Auch mit Blick auf den Corona-Ausbruch beim Schlachtbetrieb Tönnies
in Nordrhein-Westfalen, wo Regierungschef Armin Laschet (CDU) einen
lockereren Kurs fährt, hatte Söder vor zu schnellen Lockerungen
gewarnt. Der Fall diente Söder als Referenz, dass das
Infektionsrisiko nach wie vor hoch sei. Die Reaktion: Als eines der
ersten Bundesländer verhängte Bayern Urlaubsverbote für Menschen aus
Risikogebieten.
Nun hat es mit Mamming den Freistaat selbst getroffen. Gefragt nach
Parallelen und Kritik an der Lockerungspolitik weicht Söder am Montag
aus: Man könne die Fälle nie vergleichen.
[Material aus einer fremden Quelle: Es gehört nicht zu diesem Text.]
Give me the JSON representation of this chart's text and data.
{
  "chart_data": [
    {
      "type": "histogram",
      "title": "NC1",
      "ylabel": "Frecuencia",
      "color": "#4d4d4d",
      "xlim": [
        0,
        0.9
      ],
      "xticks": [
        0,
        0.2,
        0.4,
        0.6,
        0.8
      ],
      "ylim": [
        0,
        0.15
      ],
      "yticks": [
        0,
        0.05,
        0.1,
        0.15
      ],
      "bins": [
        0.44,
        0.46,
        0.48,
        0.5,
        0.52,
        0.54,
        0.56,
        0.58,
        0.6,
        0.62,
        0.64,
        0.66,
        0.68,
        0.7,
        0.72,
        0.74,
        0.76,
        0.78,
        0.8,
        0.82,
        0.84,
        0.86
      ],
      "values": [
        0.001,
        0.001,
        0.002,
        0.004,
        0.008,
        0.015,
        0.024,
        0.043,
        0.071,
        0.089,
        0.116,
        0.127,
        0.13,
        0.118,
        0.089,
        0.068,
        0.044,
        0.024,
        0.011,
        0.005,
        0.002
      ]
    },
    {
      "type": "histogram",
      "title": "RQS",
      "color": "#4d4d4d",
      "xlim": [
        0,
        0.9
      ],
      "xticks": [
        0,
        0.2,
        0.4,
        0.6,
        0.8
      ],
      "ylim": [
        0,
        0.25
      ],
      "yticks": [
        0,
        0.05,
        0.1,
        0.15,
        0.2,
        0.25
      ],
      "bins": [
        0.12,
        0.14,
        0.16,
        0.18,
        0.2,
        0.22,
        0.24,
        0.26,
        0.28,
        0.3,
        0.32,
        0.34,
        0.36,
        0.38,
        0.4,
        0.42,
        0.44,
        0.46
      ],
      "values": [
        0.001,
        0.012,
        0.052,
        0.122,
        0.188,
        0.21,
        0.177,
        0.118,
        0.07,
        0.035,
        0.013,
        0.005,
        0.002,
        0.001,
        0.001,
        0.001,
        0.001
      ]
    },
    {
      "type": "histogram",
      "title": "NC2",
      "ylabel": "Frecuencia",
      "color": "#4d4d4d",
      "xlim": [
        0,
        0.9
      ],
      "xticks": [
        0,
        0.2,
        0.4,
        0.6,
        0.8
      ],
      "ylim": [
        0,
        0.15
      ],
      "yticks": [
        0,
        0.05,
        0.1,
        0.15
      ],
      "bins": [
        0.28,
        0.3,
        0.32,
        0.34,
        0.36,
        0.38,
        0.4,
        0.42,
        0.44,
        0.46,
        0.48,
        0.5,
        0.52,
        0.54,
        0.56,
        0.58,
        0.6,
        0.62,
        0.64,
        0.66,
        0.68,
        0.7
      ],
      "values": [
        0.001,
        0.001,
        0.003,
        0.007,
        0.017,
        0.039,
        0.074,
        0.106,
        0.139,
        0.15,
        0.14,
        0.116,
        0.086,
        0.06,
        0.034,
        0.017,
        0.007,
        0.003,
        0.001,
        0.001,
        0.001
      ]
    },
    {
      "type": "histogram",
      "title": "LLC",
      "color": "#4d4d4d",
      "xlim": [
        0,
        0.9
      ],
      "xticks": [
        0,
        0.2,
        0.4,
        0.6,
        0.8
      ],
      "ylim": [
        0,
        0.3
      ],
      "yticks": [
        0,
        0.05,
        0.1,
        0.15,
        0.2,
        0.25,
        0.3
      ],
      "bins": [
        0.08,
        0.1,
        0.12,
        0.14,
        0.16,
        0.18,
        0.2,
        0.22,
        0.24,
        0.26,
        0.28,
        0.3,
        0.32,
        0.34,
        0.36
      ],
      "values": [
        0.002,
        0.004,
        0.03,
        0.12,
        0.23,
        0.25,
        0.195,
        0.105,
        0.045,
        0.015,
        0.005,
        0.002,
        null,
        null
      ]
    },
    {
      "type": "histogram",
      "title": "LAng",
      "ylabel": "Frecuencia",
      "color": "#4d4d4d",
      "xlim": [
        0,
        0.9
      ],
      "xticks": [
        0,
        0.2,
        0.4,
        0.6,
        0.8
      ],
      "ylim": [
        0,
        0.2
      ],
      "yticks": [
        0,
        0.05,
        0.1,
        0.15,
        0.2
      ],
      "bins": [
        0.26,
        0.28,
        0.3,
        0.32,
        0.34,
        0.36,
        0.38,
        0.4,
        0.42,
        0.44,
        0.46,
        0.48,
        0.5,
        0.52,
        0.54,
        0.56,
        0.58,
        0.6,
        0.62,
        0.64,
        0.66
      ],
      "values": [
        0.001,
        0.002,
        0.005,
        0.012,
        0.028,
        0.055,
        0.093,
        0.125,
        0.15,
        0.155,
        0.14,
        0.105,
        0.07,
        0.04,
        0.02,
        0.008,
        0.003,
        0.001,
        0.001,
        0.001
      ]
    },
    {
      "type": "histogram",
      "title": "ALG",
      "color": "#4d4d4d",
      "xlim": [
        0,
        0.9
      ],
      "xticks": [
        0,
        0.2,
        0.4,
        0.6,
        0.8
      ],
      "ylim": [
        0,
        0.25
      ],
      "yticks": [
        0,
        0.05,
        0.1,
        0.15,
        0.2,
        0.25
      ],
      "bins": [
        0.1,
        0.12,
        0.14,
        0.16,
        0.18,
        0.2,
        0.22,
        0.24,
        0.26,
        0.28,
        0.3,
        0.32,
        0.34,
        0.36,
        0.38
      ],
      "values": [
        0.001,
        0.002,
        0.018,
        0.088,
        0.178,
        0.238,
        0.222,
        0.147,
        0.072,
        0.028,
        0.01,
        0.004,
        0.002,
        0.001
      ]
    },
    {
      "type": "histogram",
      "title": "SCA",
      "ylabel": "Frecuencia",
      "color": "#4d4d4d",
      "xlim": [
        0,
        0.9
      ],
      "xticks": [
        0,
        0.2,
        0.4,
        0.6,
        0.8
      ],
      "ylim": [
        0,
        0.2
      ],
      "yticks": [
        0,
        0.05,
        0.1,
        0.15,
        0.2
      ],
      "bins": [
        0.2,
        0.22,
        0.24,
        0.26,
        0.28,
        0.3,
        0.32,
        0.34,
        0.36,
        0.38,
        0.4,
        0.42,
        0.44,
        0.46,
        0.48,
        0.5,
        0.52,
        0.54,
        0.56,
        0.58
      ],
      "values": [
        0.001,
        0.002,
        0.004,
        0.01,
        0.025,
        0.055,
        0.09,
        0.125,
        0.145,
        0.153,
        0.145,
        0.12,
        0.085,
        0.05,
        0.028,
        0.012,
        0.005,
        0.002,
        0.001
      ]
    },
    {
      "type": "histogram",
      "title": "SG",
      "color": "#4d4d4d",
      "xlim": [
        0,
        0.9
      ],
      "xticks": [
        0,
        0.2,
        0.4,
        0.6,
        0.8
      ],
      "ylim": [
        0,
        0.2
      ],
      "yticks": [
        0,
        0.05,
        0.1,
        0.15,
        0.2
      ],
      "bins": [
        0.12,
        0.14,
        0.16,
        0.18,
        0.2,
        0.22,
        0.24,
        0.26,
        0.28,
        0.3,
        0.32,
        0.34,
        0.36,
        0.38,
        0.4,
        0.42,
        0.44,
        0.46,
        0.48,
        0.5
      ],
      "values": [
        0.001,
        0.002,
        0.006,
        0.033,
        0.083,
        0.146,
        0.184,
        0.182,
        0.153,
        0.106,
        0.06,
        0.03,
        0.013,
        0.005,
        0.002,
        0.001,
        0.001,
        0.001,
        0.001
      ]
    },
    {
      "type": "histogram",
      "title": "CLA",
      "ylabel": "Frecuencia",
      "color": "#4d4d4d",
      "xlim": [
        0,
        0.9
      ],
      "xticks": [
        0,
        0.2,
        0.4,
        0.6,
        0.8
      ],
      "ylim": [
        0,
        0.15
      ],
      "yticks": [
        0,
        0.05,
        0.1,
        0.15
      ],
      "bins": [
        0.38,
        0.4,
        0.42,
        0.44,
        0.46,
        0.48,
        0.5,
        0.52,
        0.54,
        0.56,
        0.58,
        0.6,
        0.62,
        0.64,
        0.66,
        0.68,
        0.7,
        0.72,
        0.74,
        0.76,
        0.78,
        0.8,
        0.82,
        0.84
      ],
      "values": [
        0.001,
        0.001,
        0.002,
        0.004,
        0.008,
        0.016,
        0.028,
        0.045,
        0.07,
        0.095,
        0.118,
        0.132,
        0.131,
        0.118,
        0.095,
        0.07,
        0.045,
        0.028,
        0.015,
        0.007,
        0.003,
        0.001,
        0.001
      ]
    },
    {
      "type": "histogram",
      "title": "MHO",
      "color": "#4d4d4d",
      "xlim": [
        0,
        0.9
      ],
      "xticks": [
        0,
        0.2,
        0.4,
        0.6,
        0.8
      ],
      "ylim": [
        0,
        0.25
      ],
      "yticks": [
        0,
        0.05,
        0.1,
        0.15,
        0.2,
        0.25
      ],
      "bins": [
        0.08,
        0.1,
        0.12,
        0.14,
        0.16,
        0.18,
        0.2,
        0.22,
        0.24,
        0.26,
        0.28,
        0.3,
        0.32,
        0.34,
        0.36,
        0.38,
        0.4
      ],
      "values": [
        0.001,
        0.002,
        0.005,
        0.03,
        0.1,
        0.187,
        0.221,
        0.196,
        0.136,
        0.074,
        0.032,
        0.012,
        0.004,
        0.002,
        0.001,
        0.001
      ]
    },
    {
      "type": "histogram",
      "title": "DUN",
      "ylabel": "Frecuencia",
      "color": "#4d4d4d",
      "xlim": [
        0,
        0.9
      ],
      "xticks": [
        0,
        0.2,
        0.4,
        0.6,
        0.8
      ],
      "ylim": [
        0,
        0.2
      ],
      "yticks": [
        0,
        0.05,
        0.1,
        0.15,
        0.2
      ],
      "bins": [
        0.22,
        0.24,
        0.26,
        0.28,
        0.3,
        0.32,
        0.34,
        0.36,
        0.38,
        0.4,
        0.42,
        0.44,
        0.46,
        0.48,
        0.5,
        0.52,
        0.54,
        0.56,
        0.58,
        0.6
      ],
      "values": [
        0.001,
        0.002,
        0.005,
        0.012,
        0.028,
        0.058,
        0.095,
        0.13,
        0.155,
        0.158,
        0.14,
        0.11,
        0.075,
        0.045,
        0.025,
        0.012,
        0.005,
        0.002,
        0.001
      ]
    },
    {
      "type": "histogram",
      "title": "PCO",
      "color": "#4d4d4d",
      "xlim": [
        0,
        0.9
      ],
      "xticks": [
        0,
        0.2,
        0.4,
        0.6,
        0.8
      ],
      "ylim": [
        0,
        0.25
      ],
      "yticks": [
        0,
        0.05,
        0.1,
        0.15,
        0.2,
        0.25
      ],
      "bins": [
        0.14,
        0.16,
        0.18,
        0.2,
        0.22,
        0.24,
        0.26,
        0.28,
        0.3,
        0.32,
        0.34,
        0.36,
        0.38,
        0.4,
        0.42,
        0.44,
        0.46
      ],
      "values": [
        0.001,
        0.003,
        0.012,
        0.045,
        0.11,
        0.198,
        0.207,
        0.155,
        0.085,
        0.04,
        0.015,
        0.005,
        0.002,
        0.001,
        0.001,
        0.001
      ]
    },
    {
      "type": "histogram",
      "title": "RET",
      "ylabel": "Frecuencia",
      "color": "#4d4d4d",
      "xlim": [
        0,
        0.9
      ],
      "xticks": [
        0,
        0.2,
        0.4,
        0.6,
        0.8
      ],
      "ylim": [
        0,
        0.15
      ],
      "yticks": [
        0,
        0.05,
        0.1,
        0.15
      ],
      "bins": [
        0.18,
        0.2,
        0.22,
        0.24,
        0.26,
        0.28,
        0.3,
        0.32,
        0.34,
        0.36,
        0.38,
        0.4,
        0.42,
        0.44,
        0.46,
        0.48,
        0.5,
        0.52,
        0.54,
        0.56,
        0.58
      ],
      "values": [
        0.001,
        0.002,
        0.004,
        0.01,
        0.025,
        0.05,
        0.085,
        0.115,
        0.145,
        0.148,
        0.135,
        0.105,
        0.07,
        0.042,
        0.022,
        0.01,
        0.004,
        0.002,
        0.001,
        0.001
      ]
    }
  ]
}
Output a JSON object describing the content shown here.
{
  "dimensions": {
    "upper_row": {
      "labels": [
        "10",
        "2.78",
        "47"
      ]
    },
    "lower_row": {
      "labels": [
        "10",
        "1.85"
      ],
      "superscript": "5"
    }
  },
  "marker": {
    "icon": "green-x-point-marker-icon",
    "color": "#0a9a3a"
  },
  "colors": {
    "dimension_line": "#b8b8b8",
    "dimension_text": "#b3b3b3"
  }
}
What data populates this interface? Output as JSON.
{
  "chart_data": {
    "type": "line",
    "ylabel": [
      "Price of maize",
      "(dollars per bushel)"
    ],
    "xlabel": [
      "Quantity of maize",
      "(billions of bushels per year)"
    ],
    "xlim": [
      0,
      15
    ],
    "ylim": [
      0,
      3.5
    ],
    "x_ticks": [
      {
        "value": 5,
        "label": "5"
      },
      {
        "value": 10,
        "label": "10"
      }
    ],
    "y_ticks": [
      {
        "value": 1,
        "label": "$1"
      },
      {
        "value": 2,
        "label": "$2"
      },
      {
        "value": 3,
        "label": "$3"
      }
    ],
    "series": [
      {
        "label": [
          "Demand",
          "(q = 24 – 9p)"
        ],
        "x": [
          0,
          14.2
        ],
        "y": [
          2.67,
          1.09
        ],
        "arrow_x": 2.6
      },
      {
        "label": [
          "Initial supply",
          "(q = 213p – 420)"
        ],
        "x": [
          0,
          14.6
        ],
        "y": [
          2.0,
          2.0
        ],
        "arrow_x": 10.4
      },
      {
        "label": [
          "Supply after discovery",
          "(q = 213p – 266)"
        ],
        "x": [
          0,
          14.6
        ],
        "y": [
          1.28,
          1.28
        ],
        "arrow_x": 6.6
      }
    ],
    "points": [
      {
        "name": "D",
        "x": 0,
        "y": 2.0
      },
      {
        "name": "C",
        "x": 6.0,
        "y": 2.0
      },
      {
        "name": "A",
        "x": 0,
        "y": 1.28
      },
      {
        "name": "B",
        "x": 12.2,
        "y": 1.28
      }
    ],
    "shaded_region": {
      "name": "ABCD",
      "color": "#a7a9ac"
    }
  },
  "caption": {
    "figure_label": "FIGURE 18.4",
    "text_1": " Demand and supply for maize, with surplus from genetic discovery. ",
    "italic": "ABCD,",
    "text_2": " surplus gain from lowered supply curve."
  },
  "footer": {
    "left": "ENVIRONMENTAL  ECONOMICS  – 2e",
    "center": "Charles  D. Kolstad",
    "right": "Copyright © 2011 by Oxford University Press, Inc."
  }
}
Es gehe aber immer darum,
schnell zu reagieren, nach ersten Fällen rasch zügig weiträumig zu
testen. «Die Zeitachse», sagt Söder über Mamming, war «sehr in
Ordnung».
Für die Opposition ist das ein gefundenes Fressen: Grüne, SPD und FDP
in Bayern werfen der Landesregierung unter anderem mangelhafte
Kontrolle der Unterkünfte auf dem Gemüsehof vor und geben Söder
deswegen eine Mitverantwortung. «Beim arroganten Umgang der
bayerischen Staatsregierung mit dem Gesundheitsschutz von
Erntehelfern war es nur eine Frage der Zeit, wann es wieder
Corona-Herde in Bayern geben würde», sagt die FDP-Landtagsabgeordnete
Julika Sandt.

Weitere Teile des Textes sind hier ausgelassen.